A Continuous Glucose Monitor (CGM) is a compact, wearable technology that provides continuous, real-time tracking of glucose levels. Unlike a traditional fingerstick test that offers a single snapshot, the CGM measures glucose in the interstitial fluid. This small sensor component, inserted just under the skin, relays data via a transmitter to a receiver or smartphone. Accurate sensor placement is paramount because the device must access the interstitial fluid reliably to provide readings that closely reflect blood glucose trends. The location chosen directly influences comfort, adhesion, and the reliability of the data used for health management decisions.
Manufacturer-Approved Body Sites
The placement of a Continuous Glucose Monitor is subject to specific regulatory approval. The two most commonly approved locations are the back of the upper arm and the abdomen.
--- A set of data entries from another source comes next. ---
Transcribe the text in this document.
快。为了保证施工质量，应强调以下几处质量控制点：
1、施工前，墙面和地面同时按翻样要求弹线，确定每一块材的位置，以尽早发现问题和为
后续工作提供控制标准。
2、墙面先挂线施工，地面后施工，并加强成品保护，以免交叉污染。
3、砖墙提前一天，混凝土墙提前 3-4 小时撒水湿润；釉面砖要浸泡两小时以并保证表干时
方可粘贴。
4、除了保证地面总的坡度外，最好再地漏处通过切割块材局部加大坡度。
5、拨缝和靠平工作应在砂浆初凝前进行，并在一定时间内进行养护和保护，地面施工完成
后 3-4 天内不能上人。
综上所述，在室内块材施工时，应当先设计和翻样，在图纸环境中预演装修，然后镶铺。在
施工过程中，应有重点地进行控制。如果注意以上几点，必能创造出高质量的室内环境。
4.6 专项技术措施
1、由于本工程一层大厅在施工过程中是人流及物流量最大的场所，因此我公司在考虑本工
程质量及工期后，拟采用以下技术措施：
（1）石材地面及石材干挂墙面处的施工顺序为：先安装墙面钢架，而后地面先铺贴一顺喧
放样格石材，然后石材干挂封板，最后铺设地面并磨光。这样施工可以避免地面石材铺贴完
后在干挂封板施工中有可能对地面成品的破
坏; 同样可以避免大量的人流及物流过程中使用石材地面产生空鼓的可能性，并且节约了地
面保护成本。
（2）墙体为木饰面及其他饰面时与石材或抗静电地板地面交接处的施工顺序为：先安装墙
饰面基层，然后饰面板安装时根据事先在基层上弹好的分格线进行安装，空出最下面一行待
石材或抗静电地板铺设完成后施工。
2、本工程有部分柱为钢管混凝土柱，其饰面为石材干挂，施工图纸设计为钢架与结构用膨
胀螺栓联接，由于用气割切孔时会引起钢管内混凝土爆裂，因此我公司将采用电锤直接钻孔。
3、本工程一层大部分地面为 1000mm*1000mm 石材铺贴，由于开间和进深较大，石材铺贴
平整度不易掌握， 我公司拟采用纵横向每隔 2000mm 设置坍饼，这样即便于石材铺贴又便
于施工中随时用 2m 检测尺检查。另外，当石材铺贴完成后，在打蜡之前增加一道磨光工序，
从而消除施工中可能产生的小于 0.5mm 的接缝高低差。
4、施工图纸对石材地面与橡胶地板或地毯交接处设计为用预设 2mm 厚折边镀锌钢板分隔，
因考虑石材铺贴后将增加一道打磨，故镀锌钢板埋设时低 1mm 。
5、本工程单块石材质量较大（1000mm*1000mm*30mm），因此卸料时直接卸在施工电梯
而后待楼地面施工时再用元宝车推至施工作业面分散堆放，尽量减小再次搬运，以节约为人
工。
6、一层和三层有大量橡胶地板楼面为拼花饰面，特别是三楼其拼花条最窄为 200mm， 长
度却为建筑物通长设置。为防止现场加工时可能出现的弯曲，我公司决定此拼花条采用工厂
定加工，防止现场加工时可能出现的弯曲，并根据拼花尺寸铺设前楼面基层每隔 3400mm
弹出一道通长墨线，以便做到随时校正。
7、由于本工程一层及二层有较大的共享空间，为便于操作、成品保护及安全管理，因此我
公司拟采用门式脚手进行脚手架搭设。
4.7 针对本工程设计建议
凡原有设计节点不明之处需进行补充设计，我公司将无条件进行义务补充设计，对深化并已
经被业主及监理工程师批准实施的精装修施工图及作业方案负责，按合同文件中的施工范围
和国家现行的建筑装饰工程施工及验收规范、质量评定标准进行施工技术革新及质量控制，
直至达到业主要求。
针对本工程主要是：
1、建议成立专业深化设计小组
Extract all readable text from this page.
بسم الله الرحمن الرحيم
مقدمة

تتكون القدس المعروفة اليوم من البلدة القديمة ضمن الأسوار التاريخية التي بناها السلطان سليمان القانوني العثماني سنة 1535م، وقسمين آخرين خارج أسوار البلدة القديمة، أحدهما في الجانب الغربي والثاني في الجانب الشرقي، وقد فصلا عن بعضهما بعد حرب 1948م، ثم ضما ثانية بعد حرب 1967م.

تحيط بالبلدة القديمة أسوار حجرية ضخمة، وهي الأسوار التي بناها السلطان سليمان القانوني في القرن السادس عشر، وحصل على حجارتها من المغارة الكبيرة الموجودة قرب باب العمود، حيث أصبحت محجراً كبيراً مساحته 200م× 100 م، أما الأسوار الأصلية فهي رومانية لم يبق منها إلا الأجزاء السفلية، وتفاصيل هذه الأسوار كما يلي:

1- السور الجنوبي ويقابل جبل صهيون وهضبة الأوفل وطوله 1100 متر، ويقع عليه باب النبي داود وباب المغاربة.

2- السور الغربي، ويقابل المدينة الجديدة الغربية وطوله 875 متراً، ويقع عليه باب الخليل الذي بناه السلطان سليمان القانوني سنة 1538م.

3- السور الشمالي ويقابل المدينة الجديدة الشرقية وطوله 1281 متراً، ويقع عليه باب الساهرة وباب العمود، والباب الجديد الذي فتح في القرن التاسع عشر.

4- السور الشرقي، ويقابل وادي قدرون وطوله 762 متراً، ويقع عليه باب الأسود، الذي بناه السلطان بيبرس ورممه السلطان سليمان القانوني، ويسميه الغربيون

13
These sites are chosen because they contain a sufficient layer of subcutaneous fat, where the sensor filament resides to measure glucose in the interstitial fluid. They also tend to be areas with less muscle movement, which helps stabilize the sensor and prevent inaccurate readings.
For devices approved for the back of the upper arm, the sensor is typically placed on the posterior aspect, where the skin is relatively flat and less prone to snagging. The abdomen is also a frequent site, often specified as being at least two inches away from the navel and other injection sites. For children aged two to seventeen, some manufacturers also approve the upper buttocks. Users must consult the specific device instructions, as approved sites vary between systems. Using a site not officially approved is considered “off-label” and may compromise data accuracy or warranty.
Practical Steps for Application
Applying a CGM sensor begins with skin preparation. The selected site should be washed with non-moisturizing, fragrance-free soap and then cleaned with an alcohol wipe. Let the area dry completely for at least ten seconds before proceeding, as residual moisture or oil can interfere with the adhesive’s ability to bond securely. If the site has a lot of hair, it should be trimmed or shaved to ensure maximum adhesion.
The sensor is inserted using a specialized, often single-use applicator, which automates the process. The user firmly places the applicator against the prepared skin and presses a button or pushes down to trigger the insertion. This mechanism uses a needle to quickly pierce the skin, but the needle retracts immediately, leaving only a flexible sensor filament beneath the skin’s surface. After insertion, the applicator is removed, and the sensor housing is gently pressed to secure the adhesive patch. The final step is to activate the sensor, typically through a smartphone app or a dedicated receiver, which initiates a warm-up period before glucose data begins to appear.
Factors for Optimal CGM Placement
Site rotation involves moving the sensor location with each replacement to allow the skin to heal and prevent scar tissue buildup. Repeated use of the exact same spot can lead to inflammation and altered tissue structure, which may affect the sensor’s accuracy. A common rotation strategy involves alternating between the left and right sides of the body and different quadrants within the same general area, such as the abdomen.
Users should avoid placing the sensor over certain areas to maximize accuracy and comfort. These areas include:
- Scars.
- Stretch marks.
- Moles.
- Large veins.
- Any site with existing skin irritation or rashes.
The sensor must also be placed at least three inches away from any recent insulin injection or pump infusion sites to prevent interference with the glucose readings. Bony areas or sites with very little fat tissue should also be avoided, as they can cause discomfort and lead to less stable readings.
Avoiding pressure points helps prevent “compression lows.” A compression low is a false low glucose reading that occurs when sustained pressure is applied directly to the sensor, often while sleeping or leaning against a surface. This pressure temporarily restricts the flow of interstitial fluid, causing the sensor to report an inaccurately low reading. To mitigate this, users should choose sites that are unlikely to be laid upon or tightly compressed by clothing, belts, or seatbelts. For active individuals, selecting a site on the torso or a more protected area of the arm can minimize the risk of the sensor being accidentally bumped or snagged during exercise or daily activities.